With a doubt that childhood strokes might be under-counted in analysis based on diagnostic codes separately, investigators from UCSF examined the records of nearly 2.3 million children ranging from 0-19 years of age enrolled in the Kaiser Permanente managed care plan in Northern California from 1993-2003.

These examiners looked for stroke cases in two ways by using International Classification of Diseases, 9th division (ICD-9) codes which are diagnostic codes entered on medical charts primarily for billing purposes and keywords revealing a stroke on radiology reports, computerized tomography (CT), magnetic resonance imaging (MRI) and angiograms. The researchers ascertained stroke cases with a detailed chart review and made a comparison between different technique’s abilities in identifying strokes.

“Traditional methods using diagnostic codes work fairly well to identify stroke in studies on adults, but they miss a large proportion of cases when applied to infants and children,” stated Heather J. Fullerton, M.D., senior author of the research and associate professor of neurology at the University of California, San Francisco (USCF).

By using the adjoined research techniques, they ensured nearly 205 cases of ischemic stroke, bringing an estimation of an incidence of 2.4 strokes per 100,000 person-years. The findings showed that this ratio is two to four times higher than the earlier estimation of between 0.54 and 1.2 per 100,000 U.S. children per year. They were based only on ICD-9 searches.

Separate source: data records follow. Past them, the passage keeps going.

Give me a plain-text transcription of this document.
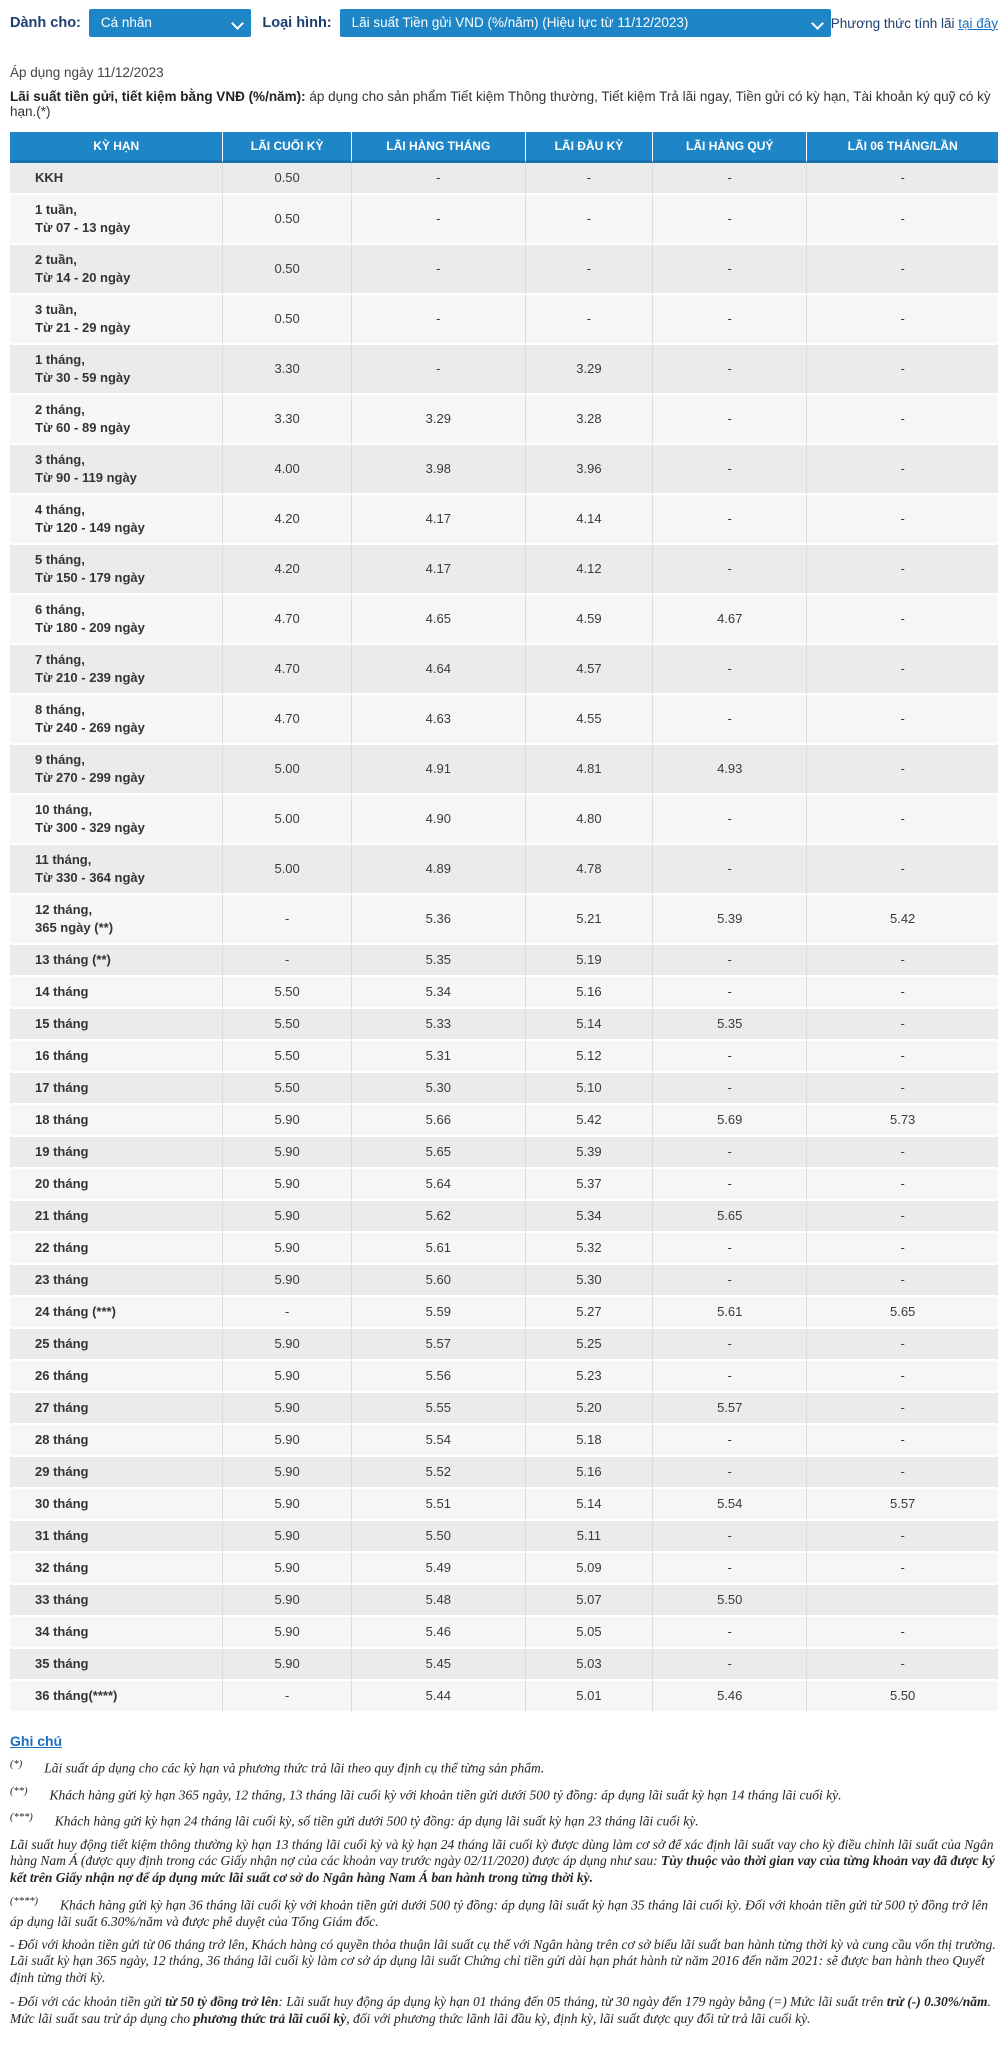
Dành cho:	Cá nhân	Loại hình:	Lãi suất Tiền gửi VND (%/năm) (Hiệu lực từ 11/12/2023)	Phương thức tính lãi tại đây
Áp dụng ngày 11/12/2023

Lãi suất tiền gửi, tiết kiệm bằng VNĐ (%/năm): áp dụng cho sản phẩm Tiết kiệm Thông thường, Tiết kiệm Trả lãi ngay, Tiền gửi có kỳ hạn, Tài khoản ký quỹ có kỳ hạn.(*)

KỲ HẠN	LÃI CUỐI KỲ	LÃI HÀNG THÁNG	LÃI ĐẦU KỲ	LÃI HÀNG QUÝ	LÃI 06 THÁNG/LẦN
KKH	0.50	-	-	-	-
1 tuần,
Từ 07 - 13 ngày	0.50	-	-	-	-
2 tuần,
Từ 14 - 20 ngày	0.50	-	-	-	-
3 tuần,
Từ 21 - 29 ngày	0.50	-	-	-	-
1 tháng,
Từ 30 - 59 ngày	3.30	-	3.29	-	-
2 tháng,
Từ 60 - 89 ngày	3.30	3.29	3.28	-	-
3 tháng,
Từ 90 - 119 ngày	4.00	3.98	3.96	-	-
4 tháng,
Từ 120 - 149 ngày	4.20	4.17	4.14	-	-
5 tháng,
Từ 150 - 179 ngày	4.20	4.17	4.12	-	-
6 tháng,
Từ 180 - 209 ngày	4.70	4.65	4.59	4.67	-
7 tháng,
Từ 210 - 239 ngày	4.70	4.64	4.57	-	-
8 tháng,
Từ 240 - 269 ngày	4.70	4.63	4.55	-	-
9 tháng,
Từ 270 - 299 ngày	5.00	4.91	4.81	4.93	-
10 tháng,
Từ 300 - 329 ngày	5.00	4.90	4.80	-	-
11 tháng,
Từ 330 - 364 ngày	5.00	4.89	4.78	-	-
12 tháng,
365 ngày (**)	-	5.36	5.21	5.39	5.42
13 tháng (**)	-	5.35	5.19	-	-
14 tháng	5.50	5.34	5.16	-	-
15 tháng	5.50	5.33	5.14	5.35	-
16 tháng	5.50	5.31	5.12	-	-
17 tháng	5.50	5.30	5.10	-	-
18 tháng	5.90	5.66	5.42	5.69	5.73
19 tháng	5.90	5.65	5.39	-	-
20 tháng	5.90	5.64	5.37	-	-
21 tháng	5.90	5.62	5.34	5.65	-
22 tháng	5.90	5.61	5.32	-	-
23 tháng	5.90	5.60	5.30	-	-
24 tháng (***)	-	5.59	5.27	5.61	5.65
25 tháng	5.90	5.57	5.25	-	-
26 tháng	5.90	5.56	5.23	-	-
27 tháng	5.90	5.55	5.20	5.57	-
28 tháng	5.90	5.54	5.18	-	-
29 tháng	5.90	5.52	5.16	-	-
30 tháng	5.90	5.51	5.14	5.54	5.57
31 tháng	5.90	5.50	5.11	-	-
32 tháng	5.90	5.49	5.09	-	-
33 tháng	5.90	5.48	5.07	5.50	
34 tháng	5.90	5.46	5.05	-	-
35 tháng	5.90	5.45	5.03	-	-
36 tháng(****)	-	5.44	5.01	5.46	5.50
Ghi chú

(*) Lãi suất áp dụng cho các kỳ hạn và phương thức trả lãi theo quy định cụ thể từng sản phẩm.

(**) Khách hàng gửi kỳ hạn 365 ngày, 12 tháng, 13 tháng lãi cuối kỳ với khoản tiền gửi dưới 500 tỷ đồng: áp dụng lãi suất kỳ hạn 14 tháng lãi cuối kỳ.

(***) Khách hàng gửi kỳ hạn 24 tháng lãi cuối kỳ, số tiền gửi dưới 500 tỷ đồng: áp dụng lãi suất kỳ hạn 23 tháng lãi cuối kỳ.

Lãi suất huy động tiết kiệm thông thường kỳ hạn 13 tháng lãi cuối kỳ và kỳ hạn 24 tháng lãi cuối kỳ được dùng làm cơ sở để xác định lãi suất vay cho kỳ điều chỉnh lãi suất của Ngân hàng Nam Á (được quy định trong các Giấy nhận nợ của các khoản vay trước ngày 02/11/2020) được áp dụng như sau: Tùy thuộc vào thời gian vay của từng khoản vay đã được ký kết trên Giấy nhận nợ để áp dụng mức lãi suất cơ sở do Ngân hàng Nam Á ban hành trong từng thời kỳ.

(****) Khách hàng gửi kỳ hạn 36 tháng lãi cuối kỳ với khoản tiền gửi dưới 500 tỷ đồng: áp dụng lãi suất kỳ hạn 35 tháng lãi cuối kỳ. Đối với khoản tiền gửi từ 500 tỷ đồng trở lên áp dụng lãi suất 6.30%/năm và được phê duyệt của Tổng Giám đốc.

- Đối với khoản tiền gửi từ 06 tháng trở lên, Khách hàng có quyền thỏa thuận lãi suất cụ thể với Ngân hàng trên cơ sở biểu lãi suất ban hành từng thời kỳ và cung cầu vốn thị trường. Lãi suất kỳ hạn 365 ngày, 12 tháng, 36 tháng lãi cuối kỳ làm cơ sở áp dụng lãi suất Chứng chỉ tiền gửi dài hạn phát hành từ năm 2016 đến năm 2021: sẽ được ban hành theo Quyết định từng thời kỳ.

- Đối với các khoản tiền gửi từ 50 tỷ đồng trở lên: Lãi suất huy động áp dụng kỳ hạn 01 tháng đến 05 tháng, từ 30 ngày đến 179 ngày bằng (=) Mức lãi suất trên trừ (-) 0.30%/năm. Mức lãi suất sau trừ áp dụng cho phương thức trả lãi cuối kỳ, đối với phương thức lãnh lãi đầu kỳ, định kỳ, lãi suất được quy đổi từ trả lãi cuối kỳ.
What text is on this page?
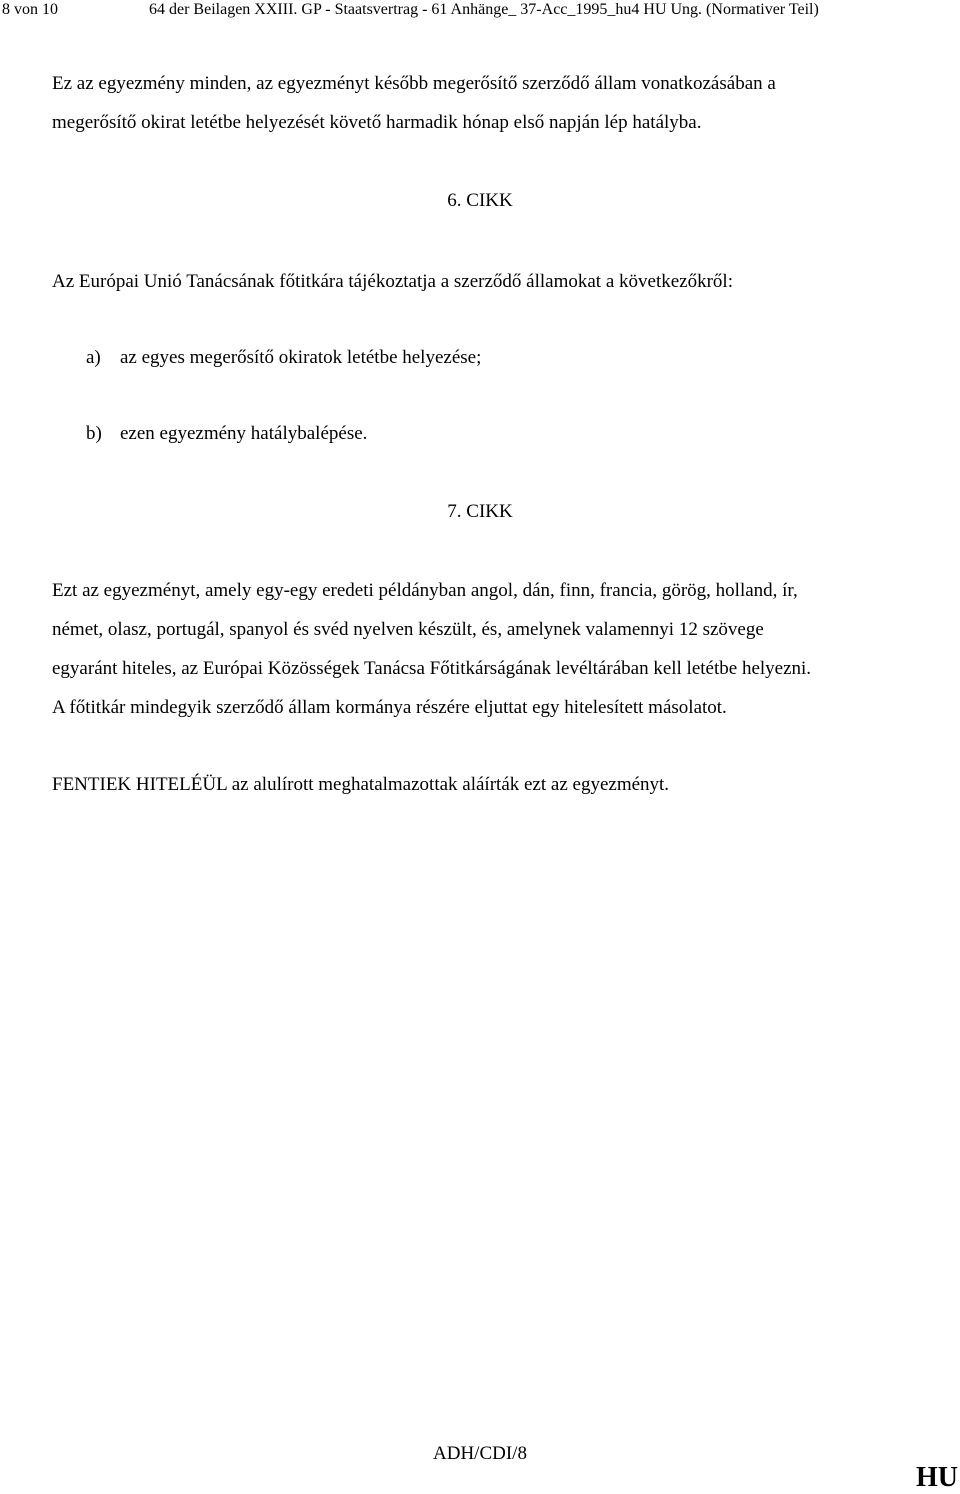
8 von 10	64 der Beilagen XXIII. GP - Staatsvertrag - 61 Anhänge_ 37-Acc_1995_hu4 HU Ung. (Normativer Teil)
Ez az egyezmény minden, az egyezményt később megerősítő szerződő állam vonatkozásában a
megerősítő okirat letétbe helyezését követő harmadik hónap első napján lép hatályba.
6. CIKK
Az Európai Unió Tanácsának főtitkára tájékoztatja a szerződő államokat a következőkről:
a) az egyes megerősítő okiratok letétbe helyezése;
b) ezen egyezmény hatálybalépése.
7. CIKK
Ezt az egyezményt, amely egy-egy eredeti példányban angol, dán, finn, francia, görög, holland, ír,
német, olasz, portugál, spanyol és svéd nyelven készült, és, amelynek valamennyi 12 szövege
egyaránt hiteles, az Európai Közösségek Tanácsa Főtitkárságának levéltárában kell letétbe helyezni.
A főtitkár mindegyik szerződő állam kormánya részére eljuttat egy hitelesített másolatot.
FENTIEK HITELÉÜL az alulírott meghatalmazottak aláírták ezt az egyezményt.
ADH/CDI/8
HU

“Despite knowing the fact that the discrepancy between actual and recognized cases is extensive, stroke in children is considered to be still rare and these results should not alarm parents”, Fullerton who heads the Pediatric Stroke and Cardiovascular Disease Center at UCSF. stated. “The major lessons from this work are for researchers.”

In order to shed more light on the findings, the team evaluated and compared the search methods on their ability to detect the charts of children who had experienced a stroke. The radiology search, they found, was far more sensitive at 83 percent than the ICD-9 code search at 39 percent. For strokes that occurred around the time of childbirth, the discrepancy was even wider, with a sensitivity of 12 percent using ICD-9 codes for stroke, and 87 percent using radiology records.

“Studies based on ICD-9 codes may vastly underestimate the incidence and cost of pediatric stroke,” she explained.

Because the research was limited to one healthcare organization, the researchers said they weren’t certain that the limitations of ICD-9 code searches would be the same in other systems.

The researchers have reported their findings in Stroke: Journal of the American Heart Association.